もともと五行思想に基づく暦の考え方です。
五行思想については詳しくないですが、簡単に言うと世界は全て5つの元素から成り立っているという思想だと思えばいいでしょう。
5つの元素とは、「木、火、金、水、土」です(順不同)。
季節もこれら元素の「気」を内包していると考えられ、春は木気、夏は火気、秋は金気、冬は水気となります。
さて、季節は4つ、でも元素は5つ。一個余ってしまいます。
残った土気は、各季節の変わり目の18日間(間違ってるかも)に割り当てられます。それを「土用」と呼びます。
つまり、年に4回土用はあるわけです。
そんな中で、夏だけ鰻という習慣が今もあるのは、やはり宣伝の結果によるものなのかな、と思わせてくれます。

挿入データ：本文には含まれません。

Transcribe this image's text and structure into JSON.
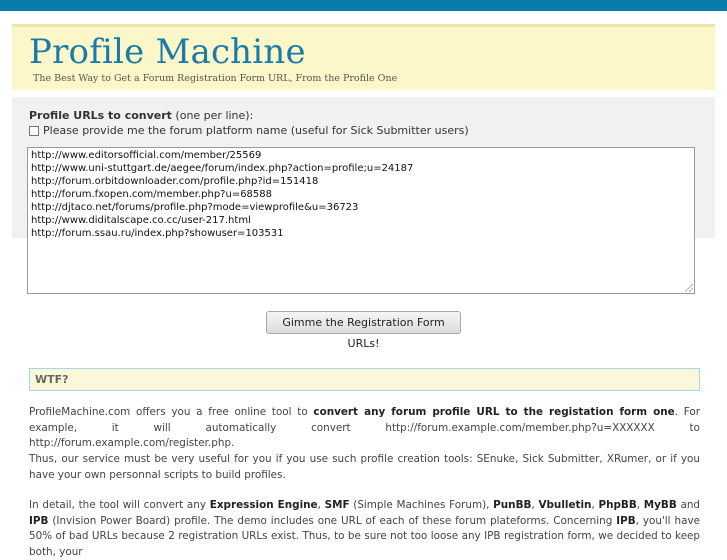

他にも、江戸時代の文人で平賀源内さんとも面識があったっぽい狂歌の達人、大田南畝という方が、鰻屋さんから相談を受けて、「丑の日に鰻を食べると薬になる」という趣旨の狂歌を詠んだ、という逸話もあるようです。
これもいわゆるキャッチコピーによる宣伝、というわけですね。
まあ、とりあえず、宣伝云々は別にしても、この時期に食べるのは栄養的にも理にかなってるわけですから、好きな人はたくさん食べて夏を乗り切りましょう。
私も大好きです♪
ちなみに、それなら鰻の旬は? と調べてみたら、概ね秋後半から冬前の時期が、脂がのってて美味しい、だそうです。